The research effort was directed by Thomas Weimbs, associate professor in the Department of Molecular, Cellular, and Developmental Biology. He has been studying the disease for more than a decade. The current findings build on research performed in 2006 in the Weimbs lab, showing that the drug rapamycin, which has been in use for years as an immunosuppressive agent, was highly effective in stopping disease progression in mouse models of polycystic kidney disease.
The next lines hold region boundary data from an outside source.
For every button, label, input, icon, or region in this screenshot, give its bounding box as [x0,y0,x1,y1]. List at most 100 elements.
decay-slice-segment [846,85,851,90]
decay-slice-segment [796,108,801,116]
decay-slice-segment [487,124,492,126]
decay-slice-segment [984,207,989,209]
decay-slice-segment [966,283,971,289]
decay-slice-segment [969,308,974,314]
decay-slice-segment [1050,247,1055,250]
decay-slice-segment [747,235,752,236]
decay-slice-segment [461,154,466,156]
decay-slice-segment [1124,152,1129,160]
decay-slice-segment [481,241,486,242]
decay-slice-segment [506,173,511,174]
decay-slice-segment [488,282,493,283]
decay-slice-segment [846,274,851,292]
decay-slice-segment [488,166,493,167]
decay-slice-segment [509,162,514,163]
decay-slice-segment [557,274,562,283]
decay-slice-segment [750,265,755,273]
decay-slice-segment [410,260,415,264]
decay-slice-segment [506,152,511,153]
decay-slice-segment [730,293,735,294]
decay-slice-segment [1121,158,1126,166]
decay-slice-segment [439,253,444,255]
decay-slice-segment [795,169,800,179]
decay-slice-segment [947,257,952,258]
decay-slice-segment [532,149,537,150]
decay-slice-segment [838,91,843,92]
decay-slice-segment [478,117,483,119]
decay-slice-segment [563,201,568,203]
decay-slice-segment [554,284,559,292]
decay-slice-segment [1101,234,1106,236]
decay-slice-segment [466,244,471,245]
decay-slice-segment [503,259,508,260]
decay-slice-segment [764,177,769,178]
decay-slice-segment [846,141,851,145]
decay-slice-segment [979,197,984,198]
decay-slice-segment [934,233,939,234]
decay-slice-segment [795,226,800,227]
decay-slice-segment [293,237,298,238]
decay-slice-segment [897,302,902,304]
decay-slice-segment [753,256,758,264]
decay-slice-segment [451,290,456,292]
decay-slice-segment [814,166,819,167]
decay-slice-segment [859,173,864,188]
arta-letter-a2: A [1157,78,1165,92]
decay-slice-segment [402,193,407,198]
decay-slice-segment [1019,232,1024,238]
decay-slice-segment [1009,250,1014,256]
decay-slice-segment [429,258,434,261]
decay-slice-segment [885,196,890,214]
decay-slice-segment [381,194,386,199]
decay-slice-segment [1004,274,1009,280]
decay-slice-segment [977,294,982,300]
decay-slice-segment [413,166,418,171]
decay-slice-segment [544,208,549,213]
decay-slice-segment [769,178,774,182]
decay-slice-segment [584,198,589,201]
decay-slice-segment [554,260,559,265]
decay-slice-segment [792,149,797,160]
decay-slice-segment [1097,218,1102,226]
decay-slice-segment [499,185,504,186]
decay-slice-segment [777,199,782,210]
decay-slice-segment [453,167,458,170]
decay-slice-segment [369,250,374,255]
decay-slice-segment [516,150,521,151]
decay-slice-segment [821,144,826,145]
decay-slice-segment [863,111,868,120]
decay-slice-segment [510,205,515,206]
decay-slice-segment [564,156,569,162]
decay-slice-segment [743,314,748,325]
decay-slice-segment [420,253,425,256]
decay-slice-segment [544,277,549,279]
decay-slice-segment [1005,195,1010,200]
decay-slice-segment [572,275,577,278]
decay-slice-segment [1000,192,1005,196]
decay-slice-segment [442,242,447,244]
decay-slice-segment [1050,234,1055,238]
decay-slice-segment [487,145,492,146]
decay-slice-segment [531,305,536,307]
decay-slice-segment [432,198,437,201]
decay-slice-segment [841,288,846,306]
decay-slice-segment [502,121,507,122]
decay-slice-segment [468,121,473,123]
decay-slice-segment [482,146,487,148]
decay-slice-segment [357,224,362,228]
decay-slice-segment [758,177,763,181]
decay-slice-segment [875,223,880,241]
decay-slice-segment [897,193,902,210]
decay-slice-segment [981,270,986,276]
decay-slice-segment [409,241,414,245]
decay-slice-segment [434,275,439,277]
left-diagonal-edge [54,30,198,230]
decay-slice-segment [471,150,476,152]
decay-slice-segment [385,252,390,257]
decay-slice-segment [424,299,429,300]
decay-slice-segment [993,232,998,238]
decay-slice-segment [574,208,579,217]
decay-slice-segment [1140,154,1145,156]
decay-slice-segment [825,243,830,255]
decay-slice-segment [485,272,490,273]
The previous research by Weimbs came to the attention of Christopher P. Leamon, vice president for research of the biotech firm Endocyte Inc., which is based in Indiana and focuses on cancer drugs. Leamon was particularly interested in the rapamycin research because Leamon himself has polycystic kidney disease. He immediately contacted Weimbs and flew out to Santa Barbara to develop a research partnership on a new drug for PKD — based on Weimbs’ earlier research.Weimbs said he was very excited to begin brainstorming ideas with Leamon. “He is at the right place at the right time to do something about his own disease,” said Weimbs. “He happens to be the chief scientist at a biopharmaceutical company that may have the technology to make a better drug that could work for PKD patients.”
In an earlier study by Weimbs and other researchers, a signaling protein called mTOR was found to drive cyst growth in polycystic kidney disease. Weimbs then found that rapamycin inhibited the growth of cysts, which caused great excitement in the field. However, when the drug was used in large clinical trials in Europe, the results were disappointing. The dose at which this drug could safely be used proved too low to affect kidney cysts.
But Leamon and Weimbs found a way around this problem. Endocyte Inc., Leamon’s firm, specializes in linking or “conjugating” small molecules to target diseased cells, primarily cancer cells. Leamon explained that many cancers have a high affinity for folate, and that by linking folate to certain cancer drugs, his company has been successful in targeting cancer cells with these drugs. Leamon and Weimbs wondered if the same strategy could be used in treating the kidney cysts found in PKD. They examined both mouse and human PKD cysts and found that they did, in fact, express folate receptors.
Endocyte chemically synthesized a new version of rapamycin called folate-conjugated rapamycin (FC-rapa). Weimbs’ laboratory tested this new drug and found that it was still highly effective in preventing kidney cyst growth in mice with PKD, but that it had fewer systemic side effects compared to regular rapamycin. The results suggest that FC-rapa could also be effective in human PKD patients without causing the significant unwanted side effects of regular rapamycin.